In part, that is because China has not yet satisfied some of the criteria required to be labeled a currency manipulator, including bilateral trade deficits and other factors indicating a country is depressing the value of its currency. The United States has not officially called another country a manipulator since it slapped the label on China in 1994, and doing so is supposed to kick-start negotiations to resolve the problem.

While the practical effect is minimal, brandishing the label in the coming report would only exacerbate tension between the two countries.
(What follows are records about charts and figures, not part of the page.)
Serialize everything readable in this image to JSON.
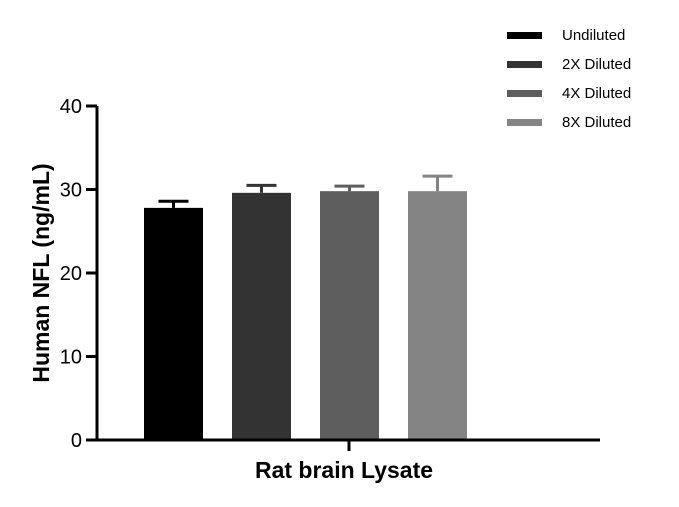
{
  "chart_data": {
    "type": "bar",
    "categories": [
      "Rat brain Lysate"
    ],
    "xlabel": "Rat brain Lysate",
    "ylabel": "Human NFL (ng/mL)",
    "ylim": [
      0,
      40
    ],
    "yticks": [
      0,
      10,
      20,
      30,
      40
    ],
    "grid": false,
    "legend_position": "top-right",
    "series": [
      {
        "name": "Undiluted",
        "values": [
          27.8
        ],
        "error": [
          0.8
        ],
        "color": "#000000"
      },
      {
        "name": "2X Diluted",
        "values": [
          29.6
        ],
        "error": [
          0.9
        ],
        "color": "#333333"
      },
      {
        "name": "4X Diluted",
        "values": [
          29.8
        ],
        "error": [
          0.6
        ],
        "color": "#5e5e5e"
      },
      {
        "name": "8X Diluted",
        "values": [
          29.8
        ],
        "error": [
          1.8
        ],
        "color": "#848484"
      }
    ]
  }
}
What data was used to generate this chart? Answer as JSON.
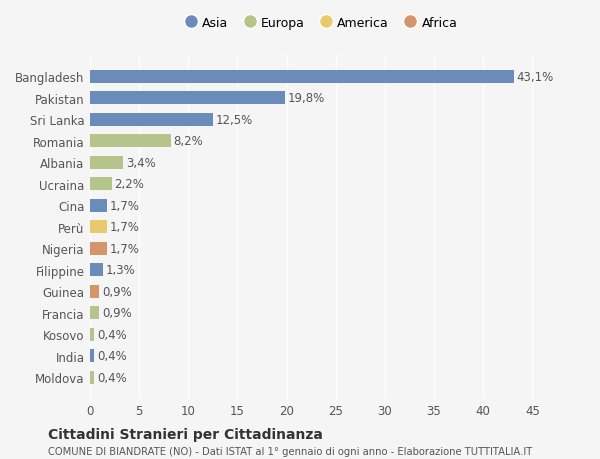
{
  "countries": [
    "Bangladesh",
    "Pakistan",
    "Sri Lanka",
    "Romania",
    "Albania",
    "Ucraina",
    "Cina",
    "Perù",
    "Nigeria",
    "Filippine",
    "Guinea",
    "Francia",
    "Kosovo",
    "India",
    "Moldova"
  ],
  "values": [
    43.1,
    19.8,
    12.5,
    8.2,
    3.4,
    2.2,
    1.7,
    1.7,
    1.7,
    1.3,
    0.9,
    0.9,
    0.4,
    0.4,
    0.4
  ],
  "labels": [
    "43,1%",
    "19,8%",
    "12,5%",
    "8,2%",
    "3,4%",
    "2,2%",
    "1,7%",
    "1,7%",
    "1,7%",
    "1,3%",
    "0,9%",
    "0,9%",
    "0,4%",
    "0,4%",
    "0,4%"
  ],
  "colors": [
    "#6b8cba",
    "#6b8cba",
    "#6b8cba",
    "#b5c48a",
    "#b5c48a",
    "#b5c48a",
    "#6b8cba",
    "#e8c96b",
    "#d4956a",
    "#6b8cba",
    "#d4956a",
    "#b5c48a",
    "#b5c48a",
    "#6b8cba",
    "#b5c48a"
  ],
  "legend_labels": [
    "Asia",
    "Europa",
    "America",
    "Africa"
  ],
  "legend_colors": [
    "#6b8cba",
    "#b5c48a",
    "#e8c96b",
    "#d4956a"
  ],
  "title": "Cittadini Stranieri per Cittadinanza",
  "subtitle": "COMUNE DI BIANDRATE (NO) - Dati ISTAT al 1° gennaio di ogni anno - Elaborazione TUTTITALIA.IT",
  "xlim": [
    0,
    47
  ],
  "xticks": [
    0,
    5,
    10,
    15,
    20,
    25,
    30,
    35,
    40,
    45
  ],
  "background_color": "#f5f5f5",
  "bar_height": 0.6,
  "label_fontsize": 8.5,
  "tick_fontsize": 8.5
}
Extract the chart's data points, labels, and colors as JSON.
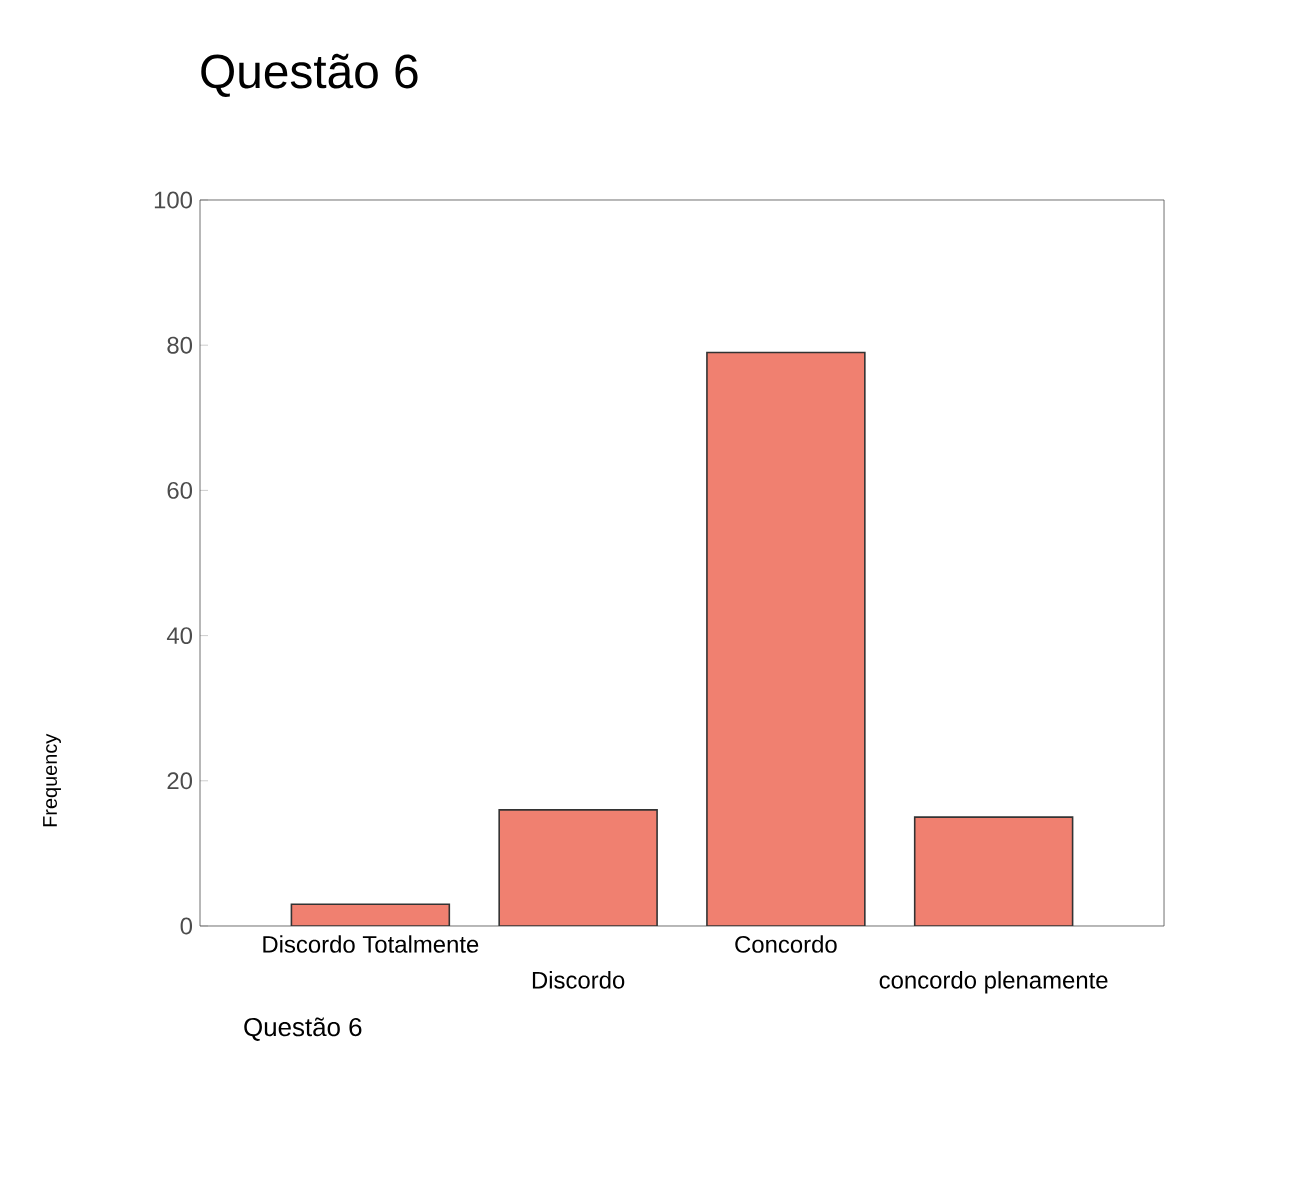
{
  "chart_data": {
    "type": "bar",
    "title": "Questão 6",
    "ylabel": "Frequency",
    "annotations": [
      "Questão 6"
    ],
    "categories": [
      "Discordo Totalmente",
      "Discordo",
      "Concordo",
      "concordo plenamente"
    ],
    "values": [
      3,
      16,
      79,
      15
    ],
    "color": "#f08070",
    "ylim": [
      0,
      100
    ],
    "yticks": [
      0,
      20,
      40,
      60,
      80,
      100
    ],
    "grid": false
  }
}
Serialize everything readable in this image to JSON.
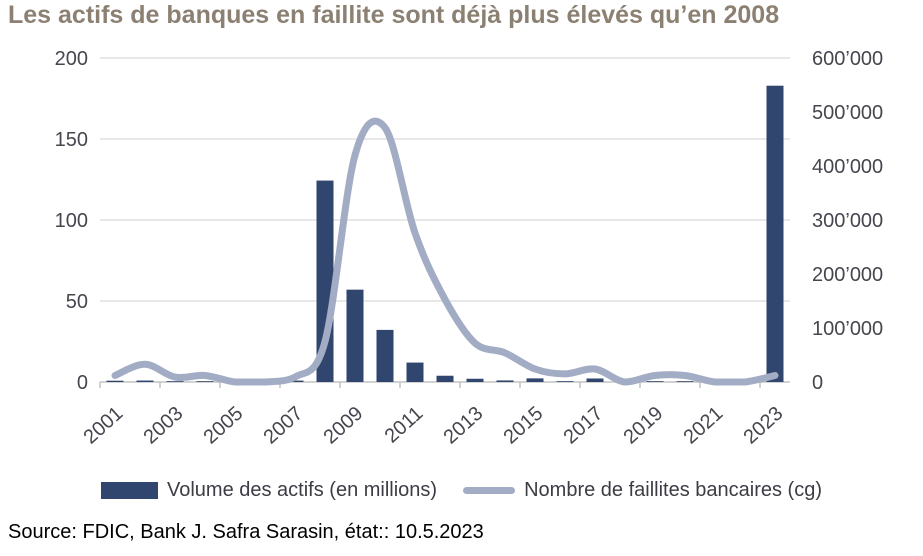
{
  "title": "Les actifs de banques en faillite sont déjà plus élevés qu’en 2008",
  "source": "Source: FDIC, Bank J. Safra Sarasin, état:: 10.5.2023",
  "colors": {
    "title": "#8b8072",
    "bar_series": "#31466e",
    "line_series": "#a2acc4",
    "gridline": "#d9d9d9",
    "axis_line": "#c3c3c3",
    "tick_label": "#45464e",
    "legend_text": "#3c3d44",
    "source_text": "#000000"
  },
  "chart_data": {
    "type": "bar",
    "subtype": "combo-bar-line-dual-axis",
    "title": "Les actifs de banques en faillite sont déjà plus élevés qu’en 2008",
    "categories": [
      "2001",
      "2002",
      "2003",
      "2004",
      "2005",
      "2006",
      "2007",
      "2008",
      "2009",
      "2010",
      "2011",
      "2012",
      "2013",
      "2014",
      "2015",
      "2016",
      "2017",
      "2018",
      "2019",
      "2020",
      "2021",
      "2022",
      "2023"
    ],
    "x_tick_labels": [
      "2001",
      "2003",
      "2005",
      "2007",
      "2009",
      "2011",
      "2013",
      "2015",
      "2017",
      "2019",
      "2021",
      "2023"
    ],
    "series": [
      {
        "name": "Volume des actifs (en millions)",
        "type": "bar",
        "axis": "right",
        "color": "#31466e",
        "values": [
          2400,
          2700,
          1000,
          200,
          0,
          0,
          2600,
          373000,
          171000,
          96500,
          36000,
          11600,
          6000,
          2900,
          6700,
          300,
          6500,
          0,
          200,
          500,
          0,
          0,
          548700
        ]
      },
      {
        "name": "Nombre de faillites bancaires (cg)",
        "type": "line",
        "axis": "left",
        "color": "#a2acc4",
        "values": [
          4,
          11,
          3,
          4,
          0,
          0,
          3,
          25,
          140,
          157,
          92,
          51,
          24,
          18,
          8,
          5,
          8,
          0,
          4,
          4,
          0,
          0,
          4
        ]
      }
    ],
    "axes": {
      "left": {
        "min": 0,
        "max": 200,
        "ticks": [
          0,
          50,
          100,
          150,
          200
        ],
        "tick_labels": [
          "0",
          "50",
          "100",
          "150",
          "200"
        ]
      },
      "right": {
        "min": 0,
        "max": 600000,
        "ticks": [
          0,
          100000,
          200000,
          300000,
          400000,
          500000,
          600000
        ],
        "tick_labels": [
          "0",
          "100’000",
          "200’000",
          "300’000",
          "400’000",
          "500’000",
          "600’000"
        ]
      }
    },
    "grid": "horizontal-left-ticks",
    "legend_position": "bottom"
  },
  "legend": {
    "bar_label": "Volume des actifs (en millions)",
    "line_label": "Nombre de faillites bancaires (cg)"
  }
}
Analysts do not expect the label to be applied in next week’s report.

Mnuchin declined Friday to offer a preview of the Treasury’s findings.

“What we go through on the report is a technical analysis that follows certain rules,” he said. “I’m not going to say what the result is, but this is a very thorough analysis.”

Christine Lagarde, the managing director of the International Monetary Fund, said this week that the strength of the dollar was exacerbating the appearance of the renminbi’s weakness, but that, compared with other currencies, its value was declining only modestly.

The Chinese economy has shown signs of slowing under the weight of Trump’s tariffs, while markets in the United States have been roiled recently in part because of lingering uncertainty about trade.

After prior rounds of trade talks failed, some White House officials appear eager to let Trump and Xi cut a deal on their own.

“We need those two guys to sit down and work it out,” Kevin Hassett, the chairman of the White House’s Council of Economic Advisers, told the Fox Business Network on Friday. “I think that the fact that they’re talking suggests that there should be a great of hope that we can resolve our feud sometime soon.”